The purpose of this post is to celebrate the life of Aussie wargamer, and all round good bloke, Mark Rowles, a wargaming mate of mine. I hope it will also inform wider Australian wargaming community of the loss of one of its nicest members.
|Mark (nearest camera) at the Albuera 200th game at the Goulburn Soldiers Club, 2011 |
- he was responsible for the gorgeous terrain.
Mark Rowles went missing in February of last year, so the news earlier this month that his body was finally found and identified has given his family and friends a sense of closure.
|Mark, 3rd from left, at my 50th in 2014. Mate, I'm so glad you came along!|
|Mark, on the left, dishing out the craic!|
Mark suffered from Parkinson's disease, a debilitating condition for anyone, but particularly frustrating for a wargamer, modeller and painter.
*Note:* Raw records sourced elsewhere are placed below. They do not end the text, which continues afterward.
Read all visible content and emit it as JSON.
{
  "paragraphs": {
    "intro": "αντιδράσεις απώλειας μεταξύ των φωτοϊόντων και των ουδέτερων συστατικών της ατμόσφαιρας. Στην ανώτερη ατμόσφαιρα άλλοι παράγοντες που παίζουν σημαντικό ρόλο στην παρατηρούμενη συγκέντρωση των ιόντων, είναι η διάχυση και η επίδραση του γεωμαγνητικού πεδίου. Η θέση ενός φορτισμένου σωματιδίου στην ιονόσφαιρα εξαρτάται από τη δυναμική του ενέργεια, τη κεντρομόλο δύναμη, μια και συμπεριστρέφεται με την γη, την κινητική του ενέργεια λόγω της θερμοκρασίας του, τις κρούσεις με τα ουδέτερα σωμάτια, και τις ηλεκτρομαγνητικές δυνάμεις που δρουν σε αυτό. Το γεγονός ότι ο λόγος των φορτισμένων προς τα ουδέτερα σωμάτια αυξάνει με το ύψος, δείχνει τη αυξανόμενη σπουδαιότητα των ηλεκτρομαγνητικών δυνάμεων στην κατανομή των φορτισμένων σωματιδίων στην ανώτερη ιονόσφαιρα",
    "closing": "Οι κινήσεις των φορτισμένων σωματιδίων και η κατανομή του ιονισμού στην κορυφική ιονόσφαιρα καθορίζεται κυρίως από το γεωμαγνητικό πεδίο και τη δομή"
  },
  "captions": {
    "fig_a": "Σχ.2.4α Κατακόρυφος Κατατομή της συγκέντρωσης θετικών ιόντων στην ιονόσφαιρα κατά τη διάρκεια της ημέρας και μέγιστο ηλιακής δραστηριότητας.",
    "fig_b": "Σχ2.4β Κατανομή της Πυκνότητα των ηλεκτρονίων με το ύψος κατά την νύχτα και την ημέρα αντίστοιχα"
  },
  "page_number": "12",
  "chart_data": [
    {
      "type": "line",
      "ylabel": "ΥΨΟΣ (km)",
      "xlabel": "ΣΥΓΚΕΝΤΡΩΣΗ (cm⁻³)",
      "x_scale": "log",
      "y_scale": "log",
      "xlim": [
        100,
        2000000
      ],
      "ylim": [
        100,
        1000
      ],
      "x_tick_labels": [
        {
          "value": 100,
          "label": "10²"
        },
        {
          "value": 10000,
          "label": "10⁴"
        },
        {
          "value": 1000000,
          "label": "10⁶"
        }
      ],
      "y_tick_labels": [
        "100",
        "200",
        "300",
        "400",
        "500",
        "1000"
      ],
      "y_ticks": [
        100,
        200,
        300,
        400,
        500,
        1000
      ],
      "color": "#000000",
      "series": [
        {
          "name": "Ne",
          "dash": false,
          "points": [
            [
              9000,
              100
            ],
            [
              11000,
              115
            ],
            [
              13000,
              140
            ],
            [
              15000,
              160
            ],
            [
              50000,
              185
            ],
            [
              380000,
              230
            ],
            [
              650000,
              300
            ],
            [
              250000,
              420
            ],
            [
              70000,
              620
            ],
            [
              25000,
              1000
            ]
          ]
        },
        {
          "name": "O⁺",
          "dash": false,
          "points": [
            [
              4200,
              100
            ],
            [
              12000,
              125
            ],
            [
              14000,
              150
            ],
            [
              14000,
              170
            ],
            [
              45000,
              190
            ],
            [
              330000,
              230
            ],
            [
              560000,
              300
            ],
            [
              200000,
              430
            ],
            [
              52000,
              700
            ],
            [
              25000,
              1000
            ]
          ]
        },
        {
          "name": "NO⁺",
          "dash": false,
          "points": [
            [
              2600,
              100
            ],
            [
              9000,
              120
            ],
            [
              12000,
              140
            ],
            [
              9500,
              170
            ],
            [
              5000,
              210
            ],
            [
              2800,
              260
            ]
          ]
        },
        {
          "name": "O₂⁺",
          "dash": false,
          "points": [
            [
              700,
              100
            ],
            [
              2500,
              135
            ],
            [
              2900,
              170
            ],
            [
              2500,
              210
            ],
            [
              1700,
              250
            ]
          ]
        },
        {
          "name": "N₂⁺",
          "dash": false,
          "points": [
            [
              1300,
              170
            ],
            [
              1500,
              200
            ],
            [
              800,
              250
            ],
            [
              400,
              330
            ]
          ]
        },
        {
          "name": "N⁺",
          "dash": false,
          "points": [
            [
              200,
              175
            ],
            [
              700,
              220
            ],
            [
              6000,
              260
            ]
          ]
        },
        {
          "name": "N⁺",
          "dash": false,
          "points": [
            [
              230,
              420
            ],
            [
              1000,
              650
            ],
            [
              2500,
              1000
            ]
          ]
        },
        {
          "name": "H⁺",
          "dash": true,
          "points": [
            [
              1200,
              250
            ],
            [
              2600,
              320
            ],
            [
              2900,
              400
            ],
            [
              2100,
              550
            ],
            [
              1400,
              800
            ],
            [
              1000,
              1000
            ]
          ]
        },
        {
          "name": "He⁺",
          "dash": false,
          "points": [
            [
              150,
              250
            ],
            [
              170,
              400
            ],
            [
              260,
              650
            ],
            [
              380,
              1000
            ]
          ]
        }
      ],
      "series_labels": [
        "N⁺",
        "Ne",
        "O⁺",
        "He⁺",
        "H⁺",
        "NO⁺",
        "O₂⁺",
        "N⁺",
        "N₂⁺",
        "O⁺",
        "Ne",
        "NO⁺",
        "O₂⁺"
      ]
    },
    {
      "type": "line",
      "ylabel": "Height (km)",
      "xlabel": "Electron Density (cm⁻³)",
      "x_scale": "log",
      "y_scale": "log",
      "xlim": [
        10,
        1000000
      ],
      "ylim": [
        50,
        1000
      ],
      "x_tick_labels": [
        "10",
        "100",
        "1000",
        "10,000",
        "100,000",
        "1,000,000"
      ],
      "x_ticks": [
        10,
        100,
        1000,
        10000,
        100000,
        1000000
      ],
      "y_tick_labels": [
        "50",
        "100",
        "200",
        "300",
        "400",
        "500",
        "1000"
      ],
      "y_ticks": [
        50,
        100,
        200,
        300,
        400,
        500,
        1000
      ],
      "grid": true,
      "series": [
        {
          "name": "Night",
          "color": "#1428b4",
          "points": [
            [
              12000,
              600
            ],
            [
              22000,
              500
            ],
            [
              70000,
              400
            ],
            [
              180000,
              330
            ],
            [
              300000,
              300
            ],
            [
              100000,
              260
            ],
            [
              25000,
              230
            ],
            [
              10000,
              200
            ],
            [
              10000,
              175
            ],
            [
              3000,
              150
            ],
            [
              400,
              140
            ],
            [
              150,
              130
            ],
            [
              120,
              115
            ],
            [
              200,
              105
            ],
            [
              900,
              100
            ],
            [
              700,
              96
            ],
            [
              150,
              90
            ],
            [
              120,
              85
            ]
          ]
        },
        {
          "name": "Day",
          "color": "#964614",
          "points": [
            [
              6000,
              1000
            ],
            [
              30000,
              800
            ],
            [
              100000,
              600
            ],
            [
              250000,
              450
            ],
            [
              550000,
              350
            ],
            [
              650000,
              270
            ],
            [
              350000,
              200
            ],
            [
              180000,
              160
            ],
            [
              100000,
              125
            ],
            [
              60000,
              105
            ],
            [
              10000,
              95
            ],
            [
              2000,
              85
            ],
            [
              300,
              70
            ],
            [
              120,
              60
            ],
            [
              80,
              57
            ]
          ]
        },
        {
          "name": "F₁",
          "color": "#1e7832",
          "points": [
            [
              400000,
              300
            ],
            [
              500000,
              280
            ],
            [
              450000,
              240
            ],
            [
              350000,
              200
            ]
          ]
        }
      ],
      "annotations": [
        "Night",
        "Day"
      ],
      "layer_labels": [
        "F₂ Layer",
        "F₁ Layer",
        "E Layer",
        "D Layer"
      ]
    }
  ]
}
Not that he ever allowed it to get him down!
Here are some quotes from some of his other wargaming buddies. Of course most shared a sense of relief that we, and more importantly his family, finally had answers:
Sad but at least there has been closure for his family.
It is a sad outcome but I hope this will bring some peaceful resolve to Mark’s parents and family.
Sad news, but as you say, I’m sure not knowing was a living hell for his family.
Mark next to his best mate John at a big double table game - you can tell the far table is the one he did the terrain for!
There were some comments about his terrain skills. Perhaps Mark was compensating, after ceasing modelling and painting, in the incredible attention to detail and effort he would put in when asked to lay on the terrain for one of our games :
I was sometimes a bit nervous when he'd offer to set up the wargames table because he was an absolute stickler for realistic terrain. This involved chopping up lots of foam and spreading grass mats over the top - the room would look like an operating theatre until the dust settled. It was always worth the effort though and we had some lovely looking games as a result of his dedication. He will be missed.
The foam terrain was unforgettable, but always looked amazing.
Everyone commented on what good company and a standout bloke he was:
I remember Mark as a generous friend, who made light of his hardships and was cheerful nevertheless - a genuinely good bloke.
Mark was a knowledgeable and engaging man to talk history or play games with.
Personally, I well remember his polite shock that I had not yet read George M Nipe's Decision in the Ukraine - something I hastened to put right! My fondest recollection is when he told me about his younger days, cycling around the Waterloo battlefields, although I think WW2 tied with Napoleonics for his affections. Either way, it had to be large scale - a man after my own heart!
So lets remember Mark as a gentleman, in the traditional sense of the term. Courteous, generous, knowledgeable without being opinionated, always enthusiastic and quietly courageous in tackling his personal challenges.
Attention on the upper deck - face to port and salute - Mark Rowles!